Increase in commercial bank lending

THERE was an almost three per cent increase in commercial bank lending to the non-financial private sector last year.

This comes as banks increased their profitability in 2017, according to the latest economic review by the Governor of the Central Bank of Barbados, Cleviston Haynes.

He said that the 2.7 per cent increase in the lending is the highest since 2012.

It comes as the average lending rates at commercial banks continue to trend downwards, following the 2015 liberalisation of domestic rates.

According to Haynes, the weighted average loan rate fell to about 6.6 per cent, its lowest since 1990.

At the same time and at the end of October last year, the weighted average deposit rate was 0.2 per cent as it fell in early 2017 before stabilising later.

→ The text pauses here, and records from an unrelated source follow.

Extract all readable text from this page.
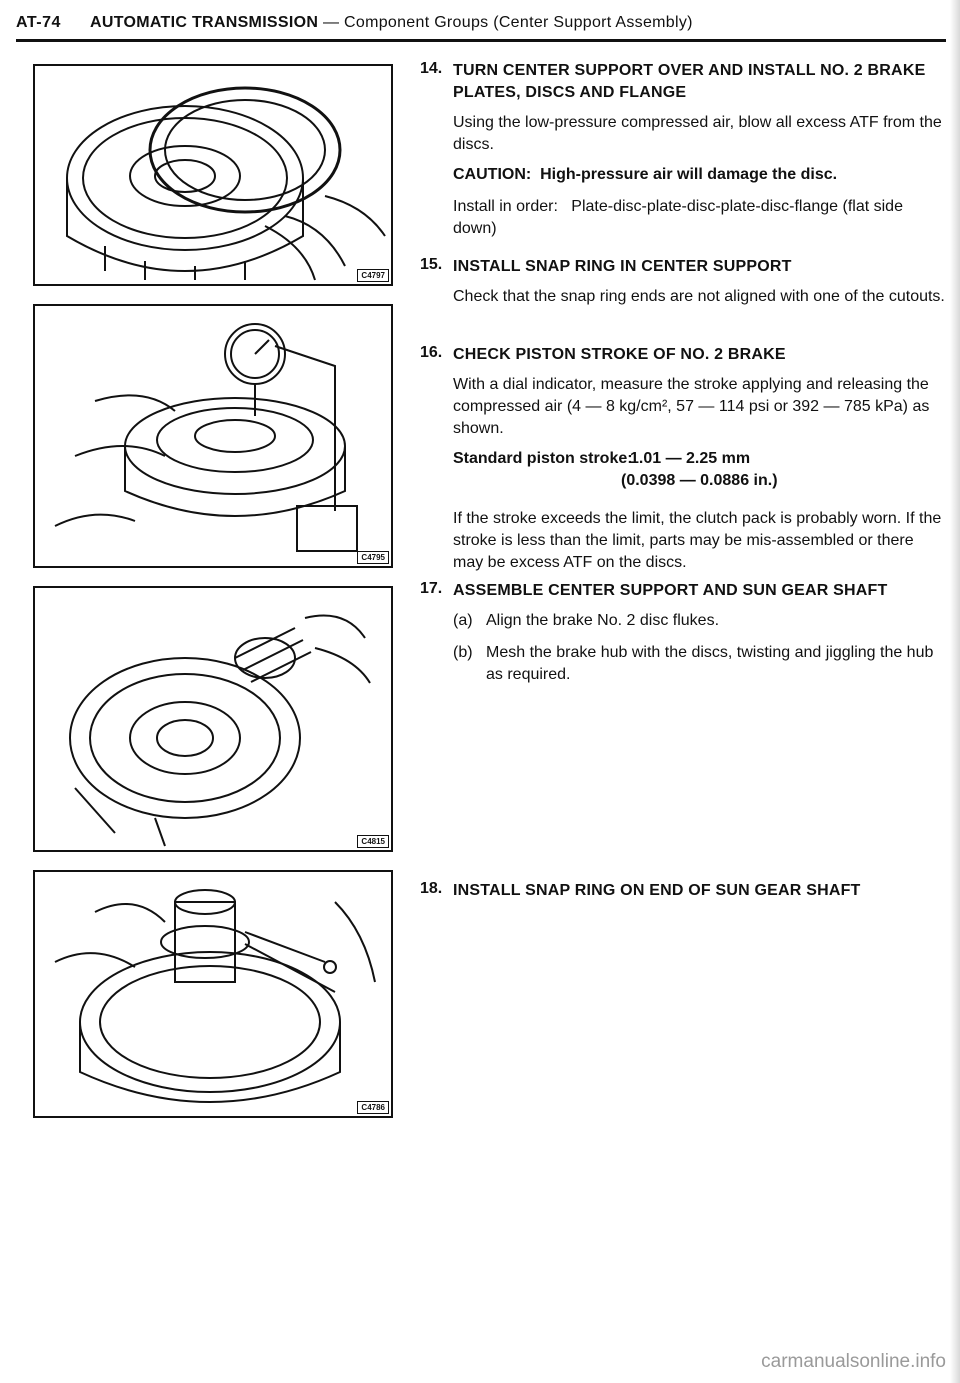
AT-74 AUTOMATIC TRANSMISSION — Component Groups (Center Support Assembly)
C4797
C4795
C4815
C4786
14. TURN CENTER SUPPORT OVER AND INSTALL NO. 2 BRAKE PLATES, DISCS AND FLANGE
Using the low-pressure compressed air, blow all excess ATF from the discs.
CAUTION: High-pressure air will damage the disc.
Install in order: Plate-disc-plate-disc-plate-disc-flange (flat side down)
15. INSTALL SNAP RING IN CENTER SUPPORT
Check that the snap ring ends are not aligned with one of the cutouts.
16. CHECK PISTON STROKE OF NO. 2 BRAKE
With a dial indicator, measure the stroke applying and releasing the compressed air (4 — 8 kg/cm², 57 — 114 psi or 392 — 785 kPa) as shown.
Standard piston stroke:
1.01 — 2.25 mm
(0.0398 — 0.0886 in.)
If the stroke exceeds the limit, the clutch pack is probably worn. If the stroke is less than the limit, parts may be mis-assembled or there may be excess ATF on the discs.
17. ASSEMBLE CENTER SUPPORT AND SUN GEAR SHAFT
(a) Align the brake No. 2 disc flukes.
(b) Mesh the brake hub with the discs, twisting and jiggling the hub as required.
18. INSTALL SNAP RING ON END OF SUN GEAR SHAFT
carmanualsonline.info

The Governor said that domestic deposits grew marginally, as increased placement of deposits with commercial banks by credit unions, pension funds and insurance companies was offset by a fall in the deposits of individuals.

The Bank Governor said that the banking system remained stable during 2017, with banks registering high levels of capital adequacy, a moderate reduction in non-performing loans and above normal liquidity ratios.

“The fall in loan delinquency, together with the widening of the interest rate spread, contributed to a modest improvement in bank profitability which nonetheless continued to be affected by the increased share of low yielding liquid assets in banks’ portfolio,” said the Governor.

He also pointed out that as a result of having adjusted its monetary policy since 2017, the excess securities ratio declined from 7.4 per cent to 8.3 per cent at the end of December.